Esther Lee Kim, MD
Vitreoretinal Surgery Fellow
Massachusetts Eye and Ear, Harvard Medical School
The final day of the 50th anniversary Retina Society meeting began with a comprehensive discussion of Diabetic Retinopathy led by Glenn Jaffe and Shlomit Schaal. This robust session involved 21 talks that spanned clinical trials, genetic analyses, and imaging studies.
Here, we share some of the highlights:
Ala Moshiri discussed his mouse gene knockout project, where his team knocked out a single gene one at a time in a mouse model. After each mutation iteration, the mouse underwent a complete fundus exam by an experienced ophthalmologist to look for ocular abnormalities. Through this method, they found 236 genes that affected the eye. 51 were previously published in the literature, but 181 were novel genes required for normal eye function and morphology. Specifically, 92 genes were found to affect the retina. Of these, 18 were previously published, but 74 novel genes were identified. Researchers will now cross-reference these 74 potential new retinal genes with whole genome sequencing from patients with a presumed hereditary retinal degeneration. We look forward to these results!
Christopher Riemann sought to identify the real-world functionality of Iluvien as part of the USER Study Group. We know that Iluvien shows near zero order kinetics for up to 3 years. The FAME trial demonstrated its efficacy in DME. The authors here found stable or improved anatomical and functional outcomes with a significantly reduced treatment burden. Mean time to cataract surgery was 249 days.

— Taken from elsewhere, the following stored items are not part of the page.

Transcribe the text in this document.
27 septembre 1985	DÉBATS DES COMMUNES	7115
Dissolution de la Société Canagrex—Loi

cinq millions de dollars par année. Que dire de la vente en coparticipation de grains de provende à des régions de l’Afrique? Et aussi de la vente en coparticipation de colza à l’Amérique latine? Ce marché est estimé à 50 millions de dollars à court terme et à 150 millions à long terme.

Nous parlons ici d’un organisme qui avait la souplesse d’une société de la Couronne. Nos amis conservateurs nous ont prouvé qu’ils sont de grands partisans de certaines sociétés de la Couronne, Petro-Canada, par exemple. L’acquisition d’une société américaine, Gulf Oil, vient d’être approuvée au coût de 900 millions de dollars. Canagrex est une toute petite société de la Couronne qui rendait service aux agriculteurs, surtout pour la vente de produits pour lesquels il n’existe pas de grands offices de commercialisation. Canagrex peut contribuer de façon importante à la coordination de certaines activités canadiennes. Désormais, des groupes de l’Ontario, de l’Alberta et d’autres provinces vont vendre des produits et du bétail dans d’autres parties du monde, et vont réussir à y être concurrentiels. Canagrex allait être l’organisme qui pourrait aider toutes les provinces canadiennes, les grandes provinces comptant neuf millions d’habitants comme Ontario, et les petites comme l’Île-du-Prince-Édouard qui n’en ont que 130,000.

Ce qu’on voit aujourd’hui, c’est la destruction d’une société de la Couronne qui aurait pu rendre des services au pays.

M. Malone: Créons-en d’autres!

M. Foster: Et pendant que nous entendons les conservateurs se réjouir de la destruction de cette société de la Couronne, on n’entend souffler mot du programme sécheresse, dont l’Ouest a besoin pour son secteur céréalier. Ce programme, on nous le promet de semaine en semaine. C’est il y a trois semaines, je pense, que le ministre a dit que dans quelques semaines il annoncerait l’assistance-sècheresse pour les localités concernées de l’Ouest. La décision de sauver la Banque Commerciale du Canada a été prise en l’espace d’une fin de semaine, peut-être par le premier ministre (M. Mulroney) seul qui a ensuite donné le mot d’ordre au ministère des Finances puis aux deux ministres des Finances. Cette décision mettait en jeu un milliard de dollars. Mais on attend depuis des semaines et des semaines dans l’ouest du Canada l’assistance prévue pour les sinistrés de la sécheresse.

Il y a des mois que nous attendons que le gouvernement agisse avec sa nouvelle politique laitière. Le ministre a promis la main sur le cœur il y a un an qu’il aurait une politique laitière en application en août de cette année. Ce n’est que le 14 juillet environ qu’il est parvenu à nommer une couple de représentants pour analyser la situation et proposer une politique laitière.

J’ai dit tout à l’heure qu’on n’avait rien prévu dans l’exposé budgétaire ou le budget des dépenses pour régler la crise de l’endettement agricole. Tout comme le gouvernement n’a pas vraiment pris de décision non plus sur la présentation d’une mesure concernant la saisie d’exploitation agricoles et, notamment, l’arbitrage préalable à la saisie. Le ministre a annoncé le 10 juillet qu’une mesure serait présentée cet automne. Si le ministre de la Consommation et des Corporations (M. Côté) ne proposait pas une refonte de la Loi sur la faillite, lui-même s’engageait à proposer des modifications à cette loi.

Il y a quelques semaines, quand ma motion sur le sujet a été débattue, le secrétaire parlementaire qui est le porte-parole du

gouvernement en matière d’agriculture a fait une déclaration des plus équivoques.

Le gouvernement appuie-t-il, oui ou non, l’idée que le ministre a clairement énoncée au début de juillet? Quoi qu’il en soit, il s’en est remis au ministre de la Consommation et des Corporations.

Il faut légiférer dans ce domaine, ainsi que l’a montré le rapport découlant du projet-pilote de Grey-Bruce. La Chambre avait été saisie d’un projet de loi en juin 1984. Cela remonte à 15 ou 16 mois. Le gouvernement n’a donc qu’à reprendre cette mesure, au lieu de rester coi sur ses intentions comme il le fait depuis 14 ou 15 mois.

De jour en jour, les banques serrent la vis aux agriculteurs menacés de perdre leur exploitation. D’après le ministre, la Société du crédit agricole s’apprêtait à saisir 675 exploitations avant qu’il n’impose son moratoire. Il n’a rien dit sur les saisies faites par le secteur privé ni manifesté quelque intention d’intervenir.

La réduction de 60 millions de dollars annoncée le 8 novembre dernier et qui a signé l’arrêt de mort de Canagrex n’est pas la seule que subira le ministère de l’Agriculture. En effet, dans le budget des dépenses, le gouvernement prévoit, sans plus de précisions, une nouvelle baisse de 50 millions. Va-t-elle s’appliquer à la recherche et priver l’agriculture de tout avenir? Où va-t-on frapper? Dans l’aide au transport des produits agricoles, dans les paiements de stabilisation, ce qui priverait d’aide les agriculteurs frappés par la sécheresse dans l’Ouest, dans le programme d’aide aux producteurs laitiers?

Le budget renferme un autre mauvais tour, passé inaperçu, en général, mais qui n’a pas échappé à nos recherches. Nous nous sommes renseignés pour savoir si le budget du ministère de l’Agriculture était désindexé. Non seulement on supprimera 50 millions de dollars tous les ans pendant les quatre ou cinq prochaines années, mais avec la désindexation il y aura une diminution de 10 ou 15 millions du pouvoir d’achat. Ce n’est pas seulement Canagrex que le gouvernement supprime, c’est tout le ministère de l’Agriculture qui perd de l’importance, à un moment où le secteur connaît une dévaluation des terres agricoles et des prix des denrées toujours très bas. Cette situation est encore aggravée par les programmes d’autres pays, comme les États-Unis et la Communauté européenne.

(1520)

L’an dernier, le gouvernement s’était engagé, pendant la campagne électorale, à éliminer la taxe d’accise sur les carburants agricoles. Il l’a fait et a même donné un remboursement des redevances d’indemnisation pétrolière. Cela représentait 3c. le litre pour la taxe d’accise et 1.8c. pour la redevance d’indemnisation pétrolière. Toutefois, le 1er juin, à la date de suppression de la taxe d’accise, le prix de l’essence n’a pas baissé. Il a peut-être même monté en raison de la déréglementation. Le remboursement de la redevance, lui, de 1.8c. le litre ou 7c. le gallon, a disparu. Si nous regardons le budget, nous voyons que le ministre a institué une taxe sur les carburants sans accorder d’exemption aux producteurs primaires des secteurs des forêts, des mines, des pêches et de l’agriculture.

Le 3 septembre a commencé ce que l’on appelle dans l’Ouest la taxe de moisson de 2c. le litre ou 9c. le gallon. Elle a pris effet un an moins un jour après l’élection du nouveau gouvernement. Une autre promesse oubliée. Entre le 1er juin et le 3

Interjecting this session was an excellent ocular melanoma talk by J. William Harbour. Based on 163 primary uveal melanomas, he created a bioinformatics genomics database at Bascom Palmer. He reiterated the three key prognostic mutations: BAP1 (class 2), SF3B1 (class 1B), and EIF1AX (class 1A). He questioned the assumption that all uveal melanomas tumors will progress to high-risk tumors if left untreated. He made the point that tumor size and the propensity to metastasize have more to do with the genetics of the tumor rather than simply the duration of the tumor. Best would be to identify these high-risk profile tumors early to prevent future metastasis. The subsequent discussion pointed out that the holy grail would be to have non-invasive genetic biomarkers, as the only way to assess a tumor’s risk profile currently is with an invasive biopsy.
Anthony Obeid presented an interesting talk on patient non-compliance in diabetic retinopathy. In a large retrospective study, he found an overall non-compliance rate of 25%. Non-compliance was defined as a 12-month period of no follow-up. Authors also found greater non-compliance in younger patients and in those with a lower adjusted gross income. African-Americans and “unreported” races had significantly higher non-compliance rates than that of Caucasians and Asians. No significant difference in non-compliance existed based on visual acuity. Interestingly, history of receiving the annual influenza vaccine was a good predictor of compliance. This supports the old adage that the past predicts the future!
SriniVas Sadda sought to answer, “Are all areas of retinal non-perfusion the same in diabetic retinopathy?” He sub-classified areas of non-perfusion as posterior (involving the posterior pole), mid-peripheral (up to the equator), and far peripheral (beyond to the ora serrata). Generally, non-perfusion was most common and severe in the mid-periphery, and this area may be the most relevant to the severity of DME. This raises the question as to whether this specific area should be targeted in the future with targeted retinal photocoagulation (TRP).
Amani Fawzi beautifully highlighted OCTA findings in diabetic retinopathy. First, she was able to consistently identify a third capillary plexus (intermediate capillary plexus) along the inner plexiform layer which demonstrated the smallest FAZ area among the three capillary plexuses. In addition, she found increased superficial capillary flow as well as non-perfusion in patients with diabetes but no diabetic retinopathy, perhaps serving as an early marker for diabetic retinopathy in the future.
Kudos to all those who faithfully attended the last day of the meeting and gleaned several fascinating pearls from today’s talks!